Though here we have demonstrated the main geodiversity drivers of hiking (distance to coast and topography) are unmanageable, these results can still be useful for guiding future geoconservation strategies (Fox et al. 2020b). By combining information on where people go hiking, with information on what they interact with when hiking we can better inform geoconservation methods. Here, our results indicate that geoconservation efforts to mitigate against any damage from hiking in Wales may be best focused in coastal and mountainous areas, with targeted management strategies for protecting geomorphological, geological and hydrological features and landforms. Furthermore, as many hikers took photographs of flora, any geoconservation strategies should be undertaken holistically to ensure the future protection of biodiversity as well (Anderson et al. 2015; Lawler et al. 2015). Many areas of high geodiversity already fall within protected areas, primarily in the larger sites such as the Snowdonia National Park, the Pembrokeshire Coast National Park and the GeoMôn Geopark (particularly when weighted based on the distribution models), suggesting that Wales is undertaking good steps in protecting geodiversity from damage caused by recreational activities (Prosser et al. 2010; Evans et al. 2018). However, there are several areas with a high geodiversity, where potential damage is not yet mitigated. Here, these areas may benefit from the creation of geoconservation in the form of a protected area that promotes the sustainable use of geodiversity for tourism and recreation activities, such as the goals of some UNESCO Global Geoparks (Henriques and Brilha 2017; Gordon 2018; Gray 2019). Though here we have assessed geoconservation in Wales with a focus on promoting sustainable recreation, these methods are transferable to studies with different regions and different management goals. For example, one could use geodiversity variables to predict species distribution (Bailey et al. 2017) and use the results of the analysis to inform geoconservation management strategies that also benefit biodiversity conservation (Anderson et al. 2015; Lawler et al. 2015).

Conclusion

Geodiversity plays an integral role in the delivery of hiking as a CES, both driving the general trends in its distribution as well as the features of nature that people interact with while hiking. Here, we have shown that geomorphological features including the range in slope and the range in elevation and hydrological features such as distance to the coast can play an important role in determining the distribution of hiking. We also note the importance of the co-production of CES through human-nature interactions, with access to nature being key to driving recreational activity distribution. Here, both distance to roads and distance to greenspace access points contributed highly to the distribution of hiking in Wales.
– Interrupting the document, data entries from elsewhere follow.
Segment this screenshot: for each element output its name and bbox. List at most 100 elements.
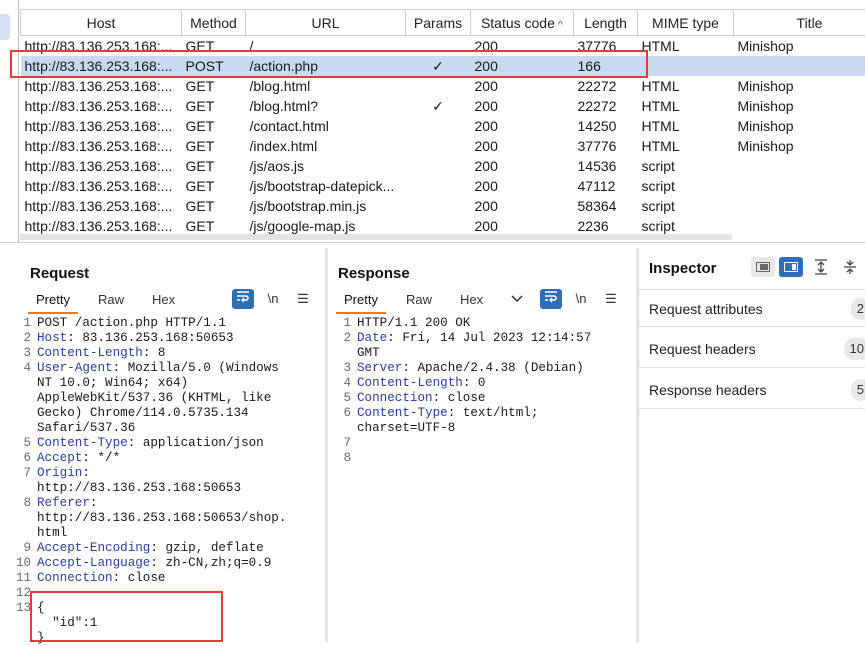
inspector-panel: Inspector Request attributes 2 Request h… [638, 248, 865, 642]
history-row[interactable]: http://83.136.253.168:...GET/blog.html?✓… [21, 96, 865, 116]
history-row[interactable]: http://83.136.253.168:...GET/index.html2… [21, 136, 865, 156]
cell-mime-type: script [638, 156, 734, 176]
code-line: Safari/537.36 [37, 421, 135, 436]
cell-status: 200 [471, 196, 574, 216]
cell-mime-type [638, 56, 734, 76]
cell-mime-type: HTML [638, 116, 734, 136]
inspector-section-response-headers[interactable]: Response headers 5 [639, 371, 865, 409]
column-header-length[interactable]: Length [574, 10, 638, 36]
column-header-title[interactable]: Title [734, 10, 865, 36]
wrap-lines-icon [543, 289, 559, 303]
inspector-section-request-attributes[interactable]: Request attributes 2 [639, 289, 865, 327]
code-line: User-Agent: Mozilla/5.0 (Windows [37, 361, 279, 376]
header-name: Host [37, 331, 67, 345]
header-name: Origin [37, 466, 82, 480]
line-number: 6 [16, 451, 31, 466]
response-tab-hex[interactable]: Hex [452, 288, 491, 312]
cell-status: 200 [471, 216, 574, 236]
line-number: 9 [16, 541, 31, 556]
response-inspector-splitter[interactable] [636, 248, 638, 642]
code-line: Host: 83.136.253.168:50653 [37, 331, 234, 346]
response-tab-raw[interactable]: Raw [398, 288, 440, 312]
cell-title [734, 56, 865, 76]
code-text: NT 10.0; Win64; x64) [37, 376, 188, 390]
response-newline-toggle[interactable]: \n [570, 289, 592, 309]
history-row[interactable]: http://83.136.253.168:...GET/js/bootstra… [21, 196, 865, 216]
request-response-splitter[interactable] [325, 248, 328, 642]
request-title: Request [30, 265, 89, 282]
cell-params [406, 216, 471, 236]
history-row[interactable]: http://83.136.253.168:...GET/js/aos.js20… [21, 156, 865, 176]
section-label: Response headers [649, 382, 767, 398]
section-label: Request headers [649, 341, 756, 357]
inspector-layout-buttons [751, 257, 807, 277]
code-text: : zh-CN,zh;q=0.9 [150, 556, 271, 570]
cell-status: 200 [471, 96, 574, 116]
cell-host: http://83.136.253.168:... [21, 176, 182, 196]
line-number: 4 [16, 361, 31, 376]
column-header-status-code[interactable]: Status code^ [471, 10, 574, 36]
request-tab-hex[interactable]: Hex [144, 288, 183, 312]
column-header-params[interactable]: Params [406, 10, 471, 36]
request-tab-pretty[interactable]: Pretty [28, 288, 78, 314]
cell-status: 200 [471, 156, 574, 176]
code-text: : 8 [143, 346, 166, 360]
column-header-mime-type[interactable]: MIME type [638, 10, 734, 36]
horizontal-scrollbar[interactable] [20, 234, 732, 240]
inspector-layout-list-button[interactable] [751, 257, 775, 277]
code-line: http://83.136.253.168:50653/shop. [37, 511, 286, 526]
code-text: : application/json [128, 436, 264, 450]
request-tab-raw[interactable]: Raw [90, 288, 132, 312]
cell-params [406, 116, 471, 136]
response-editor[interactable]: 1HTTP/1.1 200 OK2Date: Fri, 14 Jul 2023 … [336, 316, 632, 646]
cell-length: 47112 [574, 176, 638, 196]
history-row[interactable]: http://83.136.253.168:...GET/js/bootstra… [21, 176, 865, 196]
response-more-chevron-down-icon[interactable] [506, 289, 528, 309]
line-number: 6 [336, 406, 351, 421]
wrap-lines-icon [235, 289, 251, 303]
cell-title: Minishop [734, 116, 865, 136]
request-newline-toggle[interactable]: \n [262, 289, 284, 309]
cell-method: GET [182, 136, 246, 156]
expand-all-icon[interactable] [813, 258, 831, 276]
column-label: Status code [481, 15, 555, 31]
cell-length: 37776 [574, 136, 638, 156]
cell-length: 22272 [574, 76, 638, 96]
header-name: Referer [37, 496, 90, 510]
cell-title [734, 176, 865, 196]
response-wrap-lines-button[interactable] [540, 289, 562, 309]
column-header-host[interactable]: Host [21, 10, 182, 36]
history-row[interactable]: http://83.136.253.168:...GET/contact.htm… [21, 116, 865, 136]
inspector-layout-panel-button[interactable] [779, 257, 803, 277]
history-header-row: Host Method URL Params Status code^ Leng… [21, 10, 865, 36]
history-row[interactable]: http://83.136.253.168:...GET/blog.html20… [21, 76, 865, 96]
cell-url: /blog.html? [246, 96, 406, 116]
cell-host: http://83.136.253.168:... [21, 216, 182, 236]
cell-host: http://83.136.253.168:... [21, 196, 182, 216]
cell-method: GET [182, 96, 246, 116]
column-header-url[interactable]: URL [246, 10, 406, 36]
request-wrap-lines-button[interactable] [232, 289, 254, 309]
response-menu-icon[interactable]: ☰ [600, 289, 622, 309]
cell-method: GET [182, 196, 246, 216]
cell-mime-type: script [638, 216, 734, 236]
cell-mime-type: HTML [638, 36, 734, 57]
inspector-section-request-headers[interactable]: Request headers 10 [639, 330, 865, 368]
cell-url: /blog.html [246, 76, 406, 96]
section-count-badge: 10 [844, 338, 865, 360]
code-line: Date: Fri, 14 Jul 2023 12:14:57 [357, 331, 591, 346]
code-text: GMT [357, 346, 380, 360]
collapse-all-icon[interactable] [842, 258, 860, 276]
line-number: 7 [16, 466, 31, 481]
line-number: 10 [16, 556, 31, 571]
request-menu-icon[interactable]: ☰ [292, 289, 314, 309]
column-header-method[interactable]: Method [182, 10, 246, 36]
cell-url: /js/aos.js [246, 156, 406, 176]
sidebar-selection-marker[interactable] [0, 14, 10, 40]
code-line: html [37, 526, 67, 541]
code-text: : [82, 466, 90, 480]
history-row[interactable]: http://83.136.253.168:...GET/js/google-m… [21, 216, 865, 236]
response-tab-pretty[interactable]: Pretty [336, 288, 386, 314]
code-text: charset=UTF-8 [357, 421, 455, 435]
cell-url: /js/google-map.js [246, 216, 406, 236]
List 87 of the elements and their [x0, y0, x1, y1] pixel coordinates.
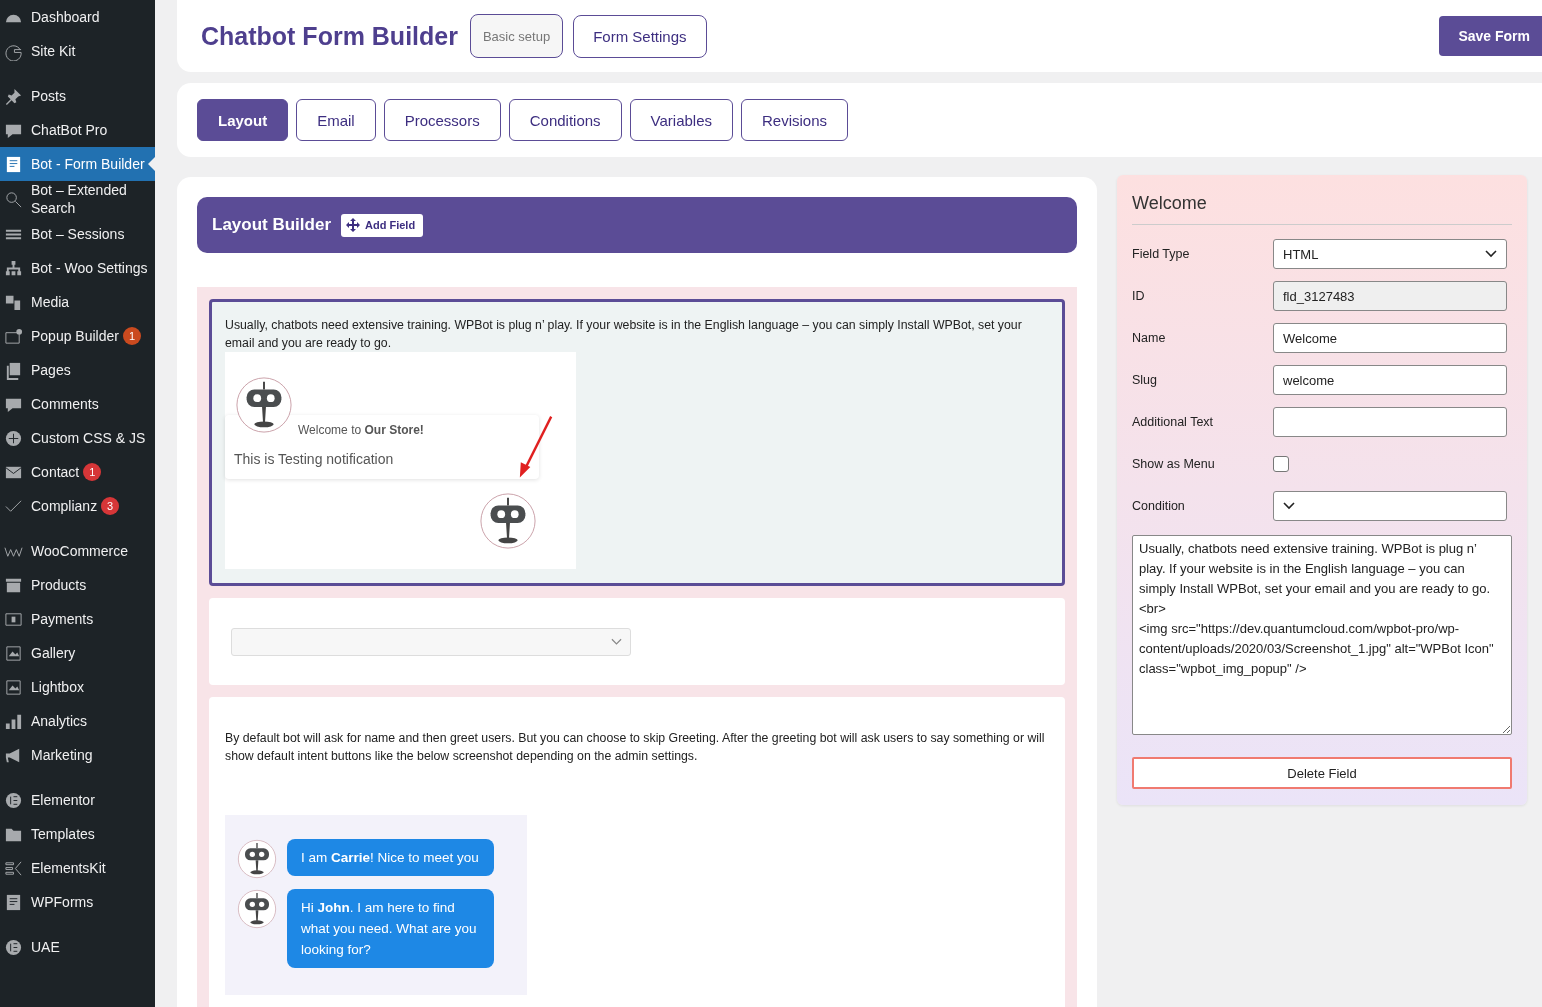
sidebar-item[interactable]: Lightbox: [0, 670, 155, 704]
move-arrows-icon: [345, 217, 361, 233]
sidebar-item[interactable]: Marketing: [0, 738, 155, 772]
document-icon: [4, 154, 23, 174]
field-label: ID: [1132, 289, 1146, 303]
sidebar-item[interactable]: Contact 1: [0, 455, 155, 489]
tab[interactable]: Processors: [383, 99, 501, 142]
robot-avatar-drawing: [237, 839, 277, 879]
field-label: Condition: [1132, 499, 1186, 513]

While hiking, people tend to interact with geomorphological, geological and hydrological landforms. Geoconservation management strategies should therefore focus on promoting hiking in a suitable manner that maximises the CES benefits received while ensuring the future of the geodiversity features that contribute to these. Future work should apply these methods to different activities, conservation goals and study sites to help inform more tailored geoconservation management plans.